Depuis le mois de mai, Lydd est entré dans la conscience publique des citoyens palestiniens comme le lieu le plus dangereux et le plus explosif du pays, juste après Jérusalem. Un citoyen palestinien a été tué à Lydd au début des événements, puis un citoyen juif a également été tué ; la synagogue de la ville a été incendiée et une mosquée a été la cible de tirs ; les maisons des Arabes et des Juifs ont été détruites et des cocktails Molotov ont été lancés sur elles ; une fermeture a été imposée à la ville et un résident a été placé en détention administrative. Environ 300 Palestiniens et cinq Juifs ont été arrêtés à Lydd, et si les enquêtes sur les violences juives contre les Palestiniens dans la ville ont été closes, celles sur les violences palestiniennes contre les Juifs se poursuivent.
De nombreux Palestiniens imputent une grande partie des violences au Garin Torani local, une cellule du mouvement des colons qui cherche à judaïser davantage les "villes mixtes" d’Israël. Depuis les événements de mai, il semble que le Garin Torani ait décidé que Lydd n’est sainte que pour les Juifs. De nombreux groupes de touristes - mouvements de jeunesse, académies pré-militaires, étudiants et personnes âgées - sont venus dans la ville, guidés par des membres du Garin. J’ai découvert ces visites guidées le vendredi matin et j’ai entendu le guide décrire la mission des membres du Garin, qui consiste à sauver la ville de la pauvreté, de la violence et de la misère que les Arabes lui infligent depuis de nombreuses années.

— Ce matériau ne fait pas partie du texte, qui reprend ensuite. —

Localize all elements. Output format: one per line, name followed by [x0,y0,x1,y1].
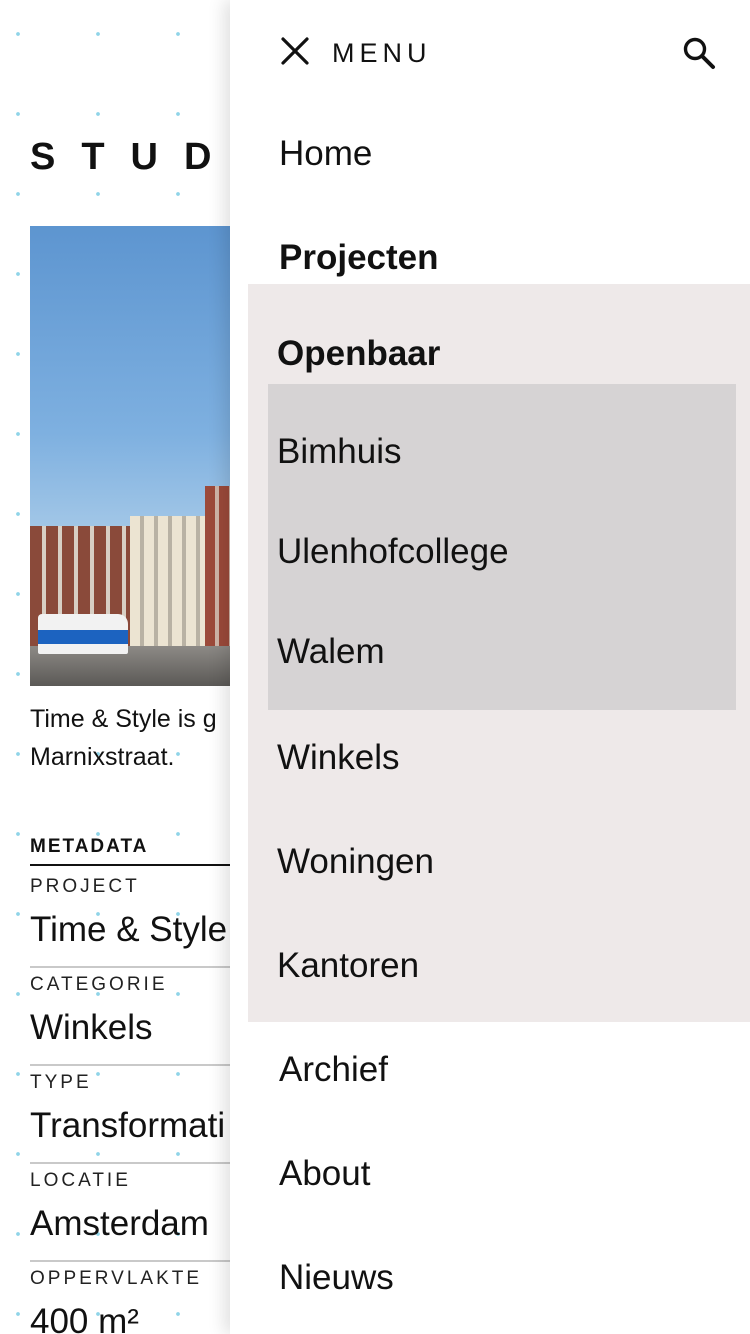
metadata-label: LOCATIE [30,1170,131,1191]
close-icon [281,37,309,65]
menu-drawer: MENU Home Projecten Openbaar Bimhuis Ule… [230,0,750,1334]
submenu-item-ulenhofcollege[interactable]: Ulenhofcollege [277,532,509,572]
submenu-item-walem[interactable]: Walem [277,632,385,672]
tram-shape [38,614,128,654]
metadata-value: Amsterdam [30,1204,209,1243]
metadata-label: TYPE [30,1072,92,1093]
search-button[interactable] [680,34,720,74]
search-icon [683,37,715,69]
nav-item-home[interactable]: Home [279,134,372,174]
caption-line-2: Marnixstraat. [30,743,175,771]
metadata-value: Time & Style [30,910,228,949]
submenu-item-winkels[interactable]: Winkels [277,738,400,778]
metadata-label: OPPERVLAKTE [30,1268,203,1289]
submenu-item-kantoren[interactable]: Kantoren [277,946,419,986]
metadata-value[interactable]: Winkels [30,1008,153,1048]
submenu-item-bimhuis[interactable]: Bimhuis [277,432,401,472]
metadata-value: 400 m² [30,1302,139,1334]
nav-item-archief[interactable]: Archief [279,1050,388,1090]
nav-item-about[interactable]: About [279,1154,370,1194]
close-menu-button[interactable] [278,34,312,68]
submenu-item-openbaar[interactable]: Openbaar [277,334,440,374]
openbaar-submenu: Bimhuis Ulenhofcollege Walem [268,384,736,710]
caption-line-1: Time & Style is g [30,705,217,733]
menu-title: MENU [332,38,432,68]
submenu-item-woningen[interactable]: Woningen [277,842,434,882]
metadata-value: Transformati [30,1106,226,1145]
drawer-header: MENU [230,0,750,110]
projecten-submenu: Openbaar Bimhuis Ulenhofcollege Walem Wi… [248,284,750,1022]
nav-item-nieuws[interactable]: Nieuws [279,1258,394,1298]
nav-item-projecten[interactable]: Projecten [279,238,439,278]
metadata-label: PROJECT [30,876,140,897]
metadata-label: CATEGORIE [30,974,168,995]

Lydd n’a jamais été une ville tranquille, mais jusqu’en mai, la lutte pour le partage de l’espace et le contrôle de la ville n’a pas revêtu un caractère religieux. Le maire, Yair Revivo, a tenté à quelques reprises de provoquer les habitants musulmans, notamment en menaçant de baisser le volume de l’appel à la prière. Une fois, il s’est même introduit dans la mosquée Dahmash en pleine prière.
" Nous avons besoin d’un spectacle de culture, de langue et d’appartenance "
"Toute cette marche est la continuation d’un plan organisé par les Garin Torani pour prendre le contrôle de la ville", déclare Hanan Samara, qui dirige le Comité des parents à Lydd. "C’est une démonstration de force de la droite, qui part en guerre contre une seule chose : La présence arabe dans la ville. Le fait même de notre existence les dérange. Ce qui s’est passé en mai a été un signal d’alarme pour toutes ces cellules dormantes. [La droite] a découvert qu’il y a des citoyens arabes ici, que ces Arabes ont du pouvoir et une présence et qu’ils ne cèdent pas. Cette marche n’avait rien à voir avec Hanoukka ou des cérémonies religieuses. Elle est liée à une guerre pour le contrôle de la ville, pour nous rappeler ce qu’ils sont capables de faire, pour rappeler aux mères les arrestations, les pierres qui ont été jetées et les bus qu’ils peuvent faire venir pour nous combattre. C’est leur arme pour nous contrôler."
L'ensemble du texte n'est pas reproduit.